We are selling our park soon, assuming the new owners do not want out Managers (a couple) do you fire them in person, send them a text or email? It’s an 11 hour drive to the park for us and they may or may not have an idea we are selling this park so this could be a surprise. They also have keys to the office and a remote control to the storage building.
I would let your manager(s) know that you are selling and that the sale is confidential. So they won’t disclose to the other residents. From there, I would introduce the manager to the new buyers via a conference call. At the end of the day, it isn’t your problem. It is the new owner’s decision whether or not to keep the existing manager. We usually keep the current manager for the transition so you might really put your new buyer in a bind if you fire the existing manager right now.
@charlesd - on the park I just closed on we followed the Frank recommendation of having the old owner fire the manager on the day of the close. That way we were not left in the position of “what to do” with her. We all just sat down in the office together and the old owner terminated her with witnesses (us). Of course in this instance we were convinced she was a thief so in a different case, if she had a great record, it might have been different.

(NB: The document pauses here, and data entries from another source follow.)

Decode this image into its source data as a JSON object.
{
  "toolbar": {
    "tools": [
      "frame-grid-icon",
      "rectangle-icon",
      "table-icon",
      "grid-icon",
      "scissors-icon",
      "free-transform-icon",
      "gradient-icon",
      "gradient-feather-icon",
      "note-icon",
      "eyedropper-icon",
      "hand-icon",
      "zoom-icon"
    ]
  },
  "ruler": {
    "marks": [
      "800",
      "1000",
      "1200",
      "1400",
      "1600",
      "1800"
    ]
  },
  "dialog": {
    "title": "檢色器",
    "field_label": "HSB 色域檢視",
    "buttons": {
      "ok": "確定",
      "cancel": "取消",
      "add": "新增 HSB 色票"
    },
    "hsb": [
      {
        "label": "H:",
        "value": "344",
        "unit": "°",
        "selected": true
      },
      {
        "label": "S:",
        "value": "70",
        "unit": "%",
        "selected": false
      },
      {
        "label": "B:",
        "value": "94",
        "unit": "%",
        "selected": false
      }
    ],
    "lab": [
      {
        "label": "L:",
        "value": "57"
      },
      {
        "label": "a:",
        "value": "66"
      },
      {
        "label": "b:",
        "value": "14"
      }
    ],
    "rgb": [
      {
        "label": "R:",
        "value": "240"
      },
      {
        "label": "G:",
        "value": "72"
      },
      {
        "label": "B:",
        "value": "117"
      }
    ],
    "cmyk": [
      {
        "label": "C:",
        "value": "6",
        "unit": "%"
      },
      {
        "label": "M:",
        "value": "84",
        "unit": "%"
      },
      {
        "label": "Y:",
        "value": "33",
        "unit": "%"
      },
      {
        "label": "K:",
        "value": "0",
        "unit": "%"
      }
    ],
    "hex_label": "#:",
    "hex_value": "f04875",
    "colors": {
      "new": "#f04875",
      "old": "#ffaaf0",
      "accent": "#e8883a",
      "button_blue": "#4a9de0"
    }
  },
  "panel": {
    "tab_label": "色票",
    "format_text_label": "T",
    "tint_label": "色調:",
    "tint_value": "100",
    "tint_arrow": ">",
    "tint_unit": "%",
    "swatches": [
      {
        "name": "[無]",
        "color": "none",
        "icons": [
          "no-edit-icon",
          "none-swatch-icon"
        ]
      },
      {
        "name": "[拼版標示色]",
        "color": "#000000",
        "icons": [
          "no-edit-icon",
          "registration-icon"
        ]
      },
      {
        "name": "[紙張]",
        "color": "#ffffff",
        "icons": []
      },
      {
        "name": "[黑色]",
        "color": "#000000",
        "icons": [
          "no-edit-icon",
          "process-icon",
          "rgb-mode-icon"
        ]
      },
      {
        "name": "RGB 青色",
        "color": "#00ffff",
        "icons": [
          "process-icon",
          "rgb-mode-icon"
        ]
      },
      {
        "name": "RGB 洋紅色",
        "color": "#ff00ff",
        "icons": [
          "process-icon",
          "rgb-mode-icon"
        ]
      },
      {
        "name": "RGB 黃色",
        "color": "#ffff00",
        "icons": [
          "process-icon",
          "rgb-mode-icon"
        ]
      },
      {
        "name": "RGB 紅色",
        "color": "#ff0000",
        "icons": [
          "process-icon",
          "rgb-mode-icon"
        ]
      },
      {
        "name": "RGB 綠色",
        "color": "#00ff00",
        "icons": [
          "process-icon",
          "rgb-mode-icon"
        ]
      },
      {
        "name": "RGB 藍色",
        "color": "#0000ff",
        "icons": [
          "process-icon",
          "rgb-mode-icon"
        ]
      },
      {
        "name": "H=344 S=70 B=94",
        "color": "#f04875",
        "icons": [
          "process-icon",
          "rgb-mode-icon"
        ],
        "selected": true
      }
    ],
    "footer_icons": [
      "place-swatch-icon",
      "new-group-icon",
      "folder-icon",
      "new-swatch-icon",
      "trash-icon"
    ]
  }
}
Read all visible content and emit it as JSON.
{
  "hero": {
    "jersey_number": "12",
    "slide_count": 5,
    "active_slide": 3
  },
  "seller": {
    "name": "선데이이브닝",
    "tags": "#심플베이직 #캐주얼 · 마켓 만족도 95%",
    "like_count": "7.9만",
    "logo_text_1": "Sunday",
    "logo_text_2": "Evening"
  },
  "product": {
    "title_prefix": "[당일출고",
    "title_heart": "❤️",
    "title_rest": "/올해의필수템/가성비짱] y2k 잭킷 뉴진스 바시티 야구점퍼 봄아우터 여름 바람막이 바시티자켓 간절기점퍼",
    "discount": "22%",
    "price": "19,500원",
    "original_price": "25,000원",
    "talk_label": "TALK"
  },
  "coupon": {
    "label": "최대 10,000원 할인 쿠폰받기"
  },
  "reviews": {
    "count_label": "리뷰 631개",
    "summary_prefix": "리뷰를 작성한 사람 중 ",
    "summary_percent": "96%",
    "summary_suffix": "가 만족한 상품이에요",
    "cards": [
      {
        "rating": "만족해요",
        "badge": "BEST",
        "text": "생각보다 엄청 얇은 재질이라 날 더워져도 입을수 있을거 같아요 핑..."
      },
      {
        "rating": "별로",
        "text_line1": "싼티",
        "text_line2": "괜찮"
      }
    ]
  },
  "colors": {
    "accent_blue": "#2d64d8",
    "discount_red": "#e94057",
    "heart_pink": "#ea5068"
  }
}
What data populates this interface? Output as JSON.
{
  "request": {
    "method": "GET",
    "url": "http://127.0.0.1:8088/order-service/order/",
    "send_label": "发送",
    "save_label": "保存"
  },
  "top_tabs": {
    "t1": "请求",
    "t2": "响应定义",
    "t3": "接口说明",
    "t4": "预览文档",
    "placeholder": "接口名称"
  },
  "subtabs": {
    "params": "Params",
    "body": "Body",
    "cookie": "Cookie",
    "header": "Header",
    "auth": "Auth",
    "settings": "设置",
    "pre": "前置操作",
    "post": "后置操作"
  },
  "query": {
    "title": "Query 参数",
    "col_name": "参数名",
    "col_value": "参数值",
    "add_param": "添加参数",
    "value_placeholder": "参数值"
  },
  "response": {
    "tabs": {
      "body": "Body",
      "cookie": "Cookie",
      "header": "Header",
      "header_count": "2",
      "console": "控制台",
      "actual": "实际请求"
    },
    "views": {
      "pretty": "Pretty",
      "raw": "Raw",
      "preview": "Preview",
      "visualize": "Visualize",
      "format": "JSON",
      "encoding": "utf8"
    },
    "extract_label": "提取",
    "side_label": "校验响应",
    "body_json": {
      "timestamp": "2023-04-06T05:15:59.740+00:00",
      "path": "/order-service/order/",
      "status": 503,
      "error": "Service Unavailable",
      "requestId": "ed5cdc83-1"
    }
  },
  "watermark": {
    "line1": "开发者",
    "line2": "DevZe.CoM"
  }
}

I guess it’s worthwhile to offer a different perspective on that practice. We almost always keep the existing manager in place for the first 2-3 months. For the most part, the existing managers usually know:
- the current tenants
- the process for filing pay or quits and filing for evictions
- the maintenance personnel (we typically use many of the same vendors the previous owner had)
- has a relationship with the previous owner (almost all of our sellers provide a little assistance through the transition.)
- with the city/county offices
I’m of the mindset that parks fail because of owners and not managers. We usually give the previous manager a shot unless they are truly part of the problem.
We have a different take. The reason the owner in most cases is selling the park is because the current Manager is misbehaving. We usually figure out during the due diligence process who our Manager and Maintenance is going to be and hire them.
There was one instance where we let the current manager continue. However, the manager was grossly overpaid and he retired soon after we took over the park. Overpay is another issue we don’t hire current managers.
In most cases the previous owners themselves haven’t managed well. So you will spend more time unlearning the bad habits of the current manager.
We like to have 2 backups if the hired manager doesn’t work out.